A partir de este punto, el Apóstol procede a mostrar que todos los hombres están irremediablemente perdidos y sujetos al juicio y a la ira de Dios. En primer lugar, desde el versículo 19 hasta el final del capítulo 1, trata de los bárbaros, de quienes había hablado en el versículo 14. Al menos tenían el testimonio de la creación, que testificaba del poder eterno y de la divinidad del Creador y los hacía no tener excusa.
Aquí tenemos el pasaje que trata de la polémica cuestión de la responsabilidad de los paganos. ¿Qué hay de los paganos?... ¡Con qué frecuencia se hace esa pregunta! Ciertos hechos se destacan muy claramente.

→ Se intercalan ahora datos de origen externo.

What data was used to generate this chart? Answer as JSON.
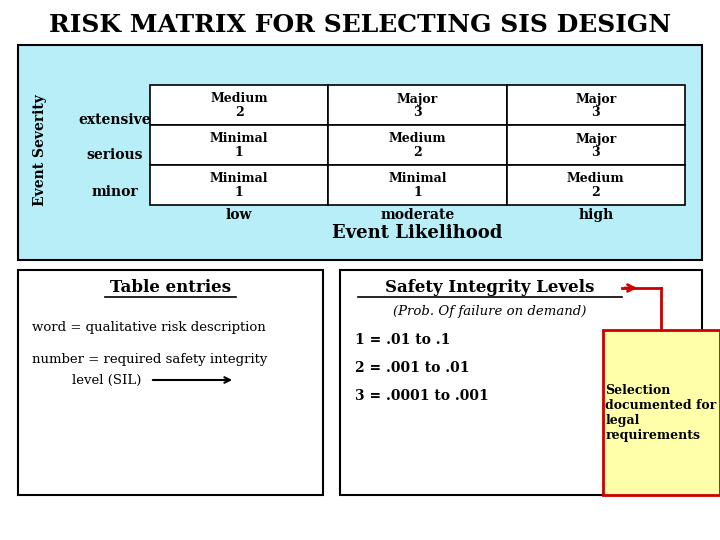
{
  "title": "RISK MATRIX FOR SELECTING SIS DESIGN",
  "title_fontsize": 18,
  "bg_color": "#ffffff",
  "matrix_bg": "#b8eef8",
  "matrix_cell_bg": "#ffffff",
  "rows": [
    "extensive",
    "serious",
    "minor"
  ],
  "cols": [
    "low",
    "moderate",
    "high"
  ],
  "cell_data": [
    [
      [
        "Medium",
        "2"
      ],
      [
        "Major",
        "3"
      ],
      [
        "Major",
        "3"
      ]
    ],
    [
      [
        "Minimal",
        "1"
      ],
      [
        "Medium",
        "2"
      ],
      [
        "Major",
        "3"
      ]
    ],
    [
      [
        "Minimal",
        "1"
      ],
      [
        "Minimal",
        "1"
      ],
      [
        "Medium",
        "2"
      ]
    ]
  ],
  "x_label": "Event Likelihood",
  "y_label": "Event Severity",
  "bottom_left_title": "Table entries",
  "bottom_right_title": "Safety Integrity Levels",
  "bottom_right_subtitle": "(Prob. Of failure on demand)",
  "bottom_right_lines": [
    "1 = .01 to .1",
    "2 = .001 to .01",
    "3 = .0001 to .001"
  ],
  "selection_box_text": "Selection\ndocumented for\nlegal\nrequirements",
  "selection_box_color": "#ffffaa",
  "selection_box_border": "#cc0000",
  "arrow_color": "#cc0000"
}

Aquellos pueblos que ahora son paganos una vez conocieron a Dios. El curso del hombre no ha sido del politeísmo al monoteísmo, como algunos soñadores nos quieren imaginar, sino al revés. Se han hundido de la luz en las tinieblas. Una vez “conocieron a Dios” (v. 21), pero el hecho es que “no quisieron retener a Dios en su conocimiento” (cap. 1:28). (v. 28.).
La causa fundamental de su caída fue que no deseaban rendir a Dios la gloria que le correspondía, porque deseaban hacerse pasar por sabios, como vemos en los versículos 21 y 22. En resumen, el orgullo era la raíz y Dios les ha permitido hacer el ridículo.
Su descenso ha sido gradual. Primero pensamientos vanos; luego, entendimientos oscurecidos, idolatría grosera, para ser seguidos por pecados escandalosos en los que cayeron por debajo del nivel de las bestias. Cada generación fue más allá de las locuras de sus predecesoras, ratificando así para sí mismos la partida anterior.
Su difícil situación ha sido alcanzada bajo el gobierno de Dios. Tres veces tenemos la frase (con ligeras variaciones) “Dios los entregó a...” (cap. 1:24). Si los hombres se oponen a pensar en Dios y renuncian a Él, no tienen motivo de queja cuando Él los abandona. Y si renuncian a Dios y, por consiguiente, al bien, se encuentran naturalmente entregados a todo lo que es malo y degradante. Hay una justicia irónica en el gobierno de Dios.
El punto final de esta terrible tragedia es que saben que sus prácticas son incorrectas y dignas de muerte, y sin embargo no sólo continúan con ellas, sino que están completamente fascinados por ellas. Se deleitan en ellos hasta tal punto que encuentran placer en que otros pequen, incluso como ellos mismos.
Si realmente permitimos que esta terrible imagen de la depravación humana se imprima en nuestras mentes, no tendremos dificultad en consentir en el veredicto divino de que todos los tales son “sin excusa”. (v.20).